Sur le fond, il n’y a pas matière à opposition entre gauche et droite. Si vous allez dans un autre pays, les taxis ont accès à plusieurs plateformes et il y a nettement moins de tensions entre les VTC et les taxis. Si nous pouvons faire baisser la tension et soulager les taxis, je ne pense pas qu’il y ait de divergences de fond entre nous.

Je vois bien que la commission se retranche derrière des arguments formels. J’ai dit que nous étions en mesure d’apprécier, sur la forme, les différentes façons dont le pouvoir pouvait nous mettre devant le fait accompli. Dans le cas présent, je pense que son attitude est justifiée et que, si nous suivons le Gouvernement, cette décision honorera le Parlement !

Mme la présidente. La parole est à Mme Évelyne Didier, pour explication de vote.

Mme Évelyne Didier. Nous sommes là devant une grosse difficulté. Il importe d’essayer d’apporter la meilleure réponse.

Je donne acte à M. le secrétaire d’État qu’il n’a pas pour habitude d’avancer masqué et qu’il nous donne en général des explications sérieuses et argumentées. En l’espèce, je n’ai donc pas, a priori, de raison de douter de ce qu’il vient de nous dire.
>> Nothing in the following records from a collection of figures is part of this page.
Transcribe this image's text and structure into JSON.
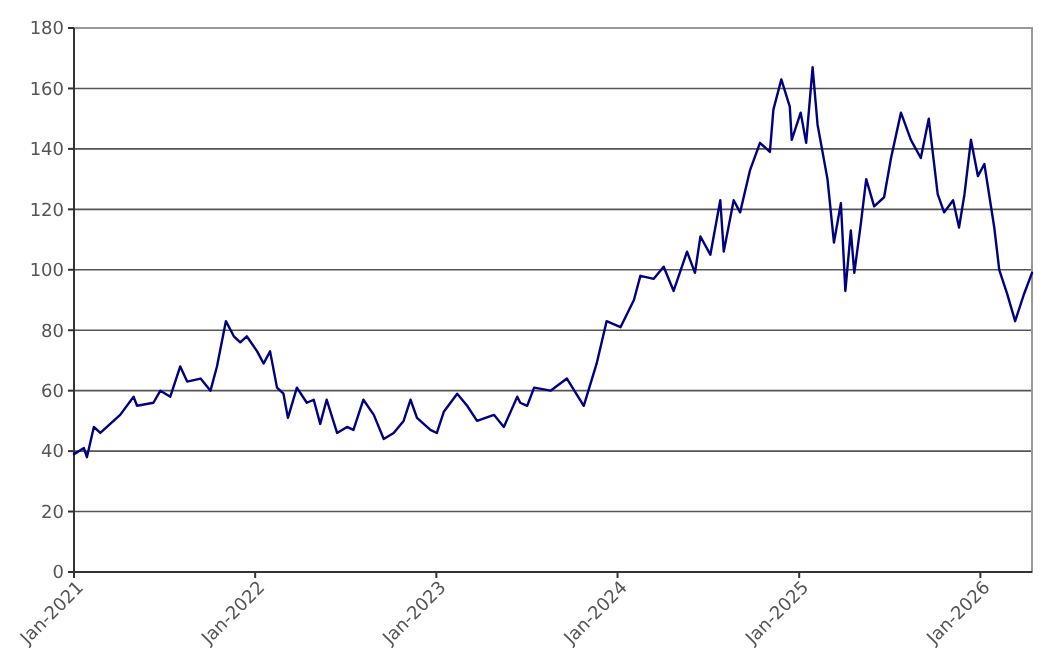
{
  "chart_data": {
    "type": "line",
    "x": [
      "2021-01-01",
      "2021-01-21",
      "2021-01-27",
      "2021-02-10",
      "2021-02-23",
      "2021-03-15",
      "2021-04-04",
      "2021-05-01",
      "2021-05-08",
      "2021-06-10",
      "2021-06-24",
      "2021-07-14",
      "2021-08-03",
      "2021-08-17",
      "2021-09-13",
      "2021-10-03",
      "2021-10-16",
      "2021-11-03",
      "2021-11-19",
      "2021-12-02",
      "2021-12-15",
      "2022-01-05",
      "2022-01-18",
      "2022-01-31",
      "2022-02-14",
      "2022-02-27",
      "2022-03-08",
      "2022-03-26",
      "2022-04-15",
      "2022-04-29",
      "2022-05-12",
      "2022-05-25",
      "2022-06-15",
      "2022-07-05",
      "2022-07-18",
      "2022-08-07",
      "2022-08-28",
      "2022-09-17",
      "2022-10-07",
      "2022-10-27",
      "2022-11-10",
      "2022-11-23",
      "2022-12-20",
      "2023-01-02",
      "2023-01-16",
      "2023-02-12",
      "2023-03-04",
      "2023-03-24",
      "2023-04-27",
      "2023-05-17",
      "2023-06-13",
      "2023-06-19",
      "2023-07-03",
      "2023-07-17",
      "2023-08-19",
      "2023-09-21",
      "2023-10-25",
      "2023-11-20",
      "2023-12-10",
      "2024-01-07",
      "2024-02-03",
      "2024-02-16",
      "2024-03-14",
      "2024-04-03",
      "2024-04-23",
      "2024-05-20",
      "2024-06-05",
      "2024-06-16",
      "2024-07-06",
      "2024-07-26",
      "2024-08-02",
      "2024-08-22",
      "2024-09-04",
      "2024-09-24",
      "2024-10-14",
      "2024-11-03",
      "2024-11-10",
      "2024-11-26",
      "2024-12-13",
      "2024-12-17",
      "2025-01-04",
      "2025-01-15",
      "2025-01-28",
      "2025-02-07",
      "2025-02-27",
      "2025-03-12",
      "2025-03-26",
      "2025-04-04",
      "2025-04-15",
      "2025-04-22",
      "2025-05-05",
      "2025-05-16",
      "2025-06-01",
      "2025-06-21",
      "2025-07-05",
      "2025-07-25",
      "2025-08-14",
      "2025-09-03",
      "2025-09-19",
      "2025-10-07",
      "2025-10-20",
      "2025-11-07",
      "2025-11-19",
      "2025-11-30",
      "2025-12-13",
      "2025-12-27",
      "2026-01-09",
      "2026-01-29",
      "2026-02-08",
      "2026-02-24",
      "2026-03-12",
      "2026-03-30",
      "2026-04-15"
    ],
    "series": [
      {
        "color": "#000080",
        "values": [
          39,
          41,
          38,
          48,
          46,
          49,
          52,
          58,
          55,
          56,
          60,
          58,
          68,
          63,
          64,
          60,
          68,
          83,
          78,
          76,
          78,
          73,
          69,
          73,
          61,
          59,
          51,
          61,
          56,
          57,
          49,
          57,
          46,
          48,
          47,
          57,
          52,
          44,
          46,
          50,
          57,
          51,
          47,
          46,
          53,
          59,
          55,
          50,
          52,
          48,
          58,
          56,
          55,
          61,
          60,
          64,
          55,
          69,
          83,
          81,
          90,
          98,
          97,
          101,
          93,
          106,
          99,
          111,
          105,
          123,
          106,
          123,
          119,
          133,
          142,
          139,
          153,
          163,
          154,
          143,
          152,
          142,
          167,
          148,
          130,
          109,
          122,
          93,
          113,
          99,
          115,
          130,
          121,
          124,
          137,
          152,
          143,
          137,
          150,
          125,
          119,
          123,
          114,
          125,
          143,
          131,
          135,
          114,
          100,
          92,
          83,
          92,
          99
        ]
      }
    ],
    "xlim": [
      "2021-01-01",
      "2026-04-15"
    ],
    "xticks": [
      {
        "value": "2021-01-01",
        "label": "Jan-2021"
      },
      {
        "value": "2022-01-01",
        "label": "Jan-2022"
      },
      {
        "value": "2023-01-01",
        "label": "Jan-2023"
      },
      {
        "value": "2024-01-01",
        "label": "Jan-2024"
      },
      {
        "value": "2025-01-01",
        "label": "Jan-2025"
      },
      {
        "value": "2026-01-01",
        "label": "Jan-2026"
      }
    ],
    "ylim": [
      0,
      180
    ],
    "yticks": [
      0,
      20,
      40,
      60,
      80,
      100,
      120,
      140,
      160,
      180
    ],
    "grid": "y",
    "marker": "none",
    "line_style": "solid"
  }
}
Cela étant, comme M. Hervé Maurey l’a rappelé, cette question a été traitée par la commission de l’aménagement du territoire et du développement durable. Même s’il s’agit ici du numérique, nous ne pouvons ignorer tout le travail que nous avons déjà accompli sur ce sujet.

Pourquoi avoir appelé en priorité ces deux amendements tendant à insérer des articles additionnels après l’article 23 ter ? Il aurait suffi de nous avertir de leur dépôt : la commission aurait alors pu se réunir, fût-ce de manière informelle, pour en débattre. (Marques d’approbation sur les travées de l’UDI-UC.)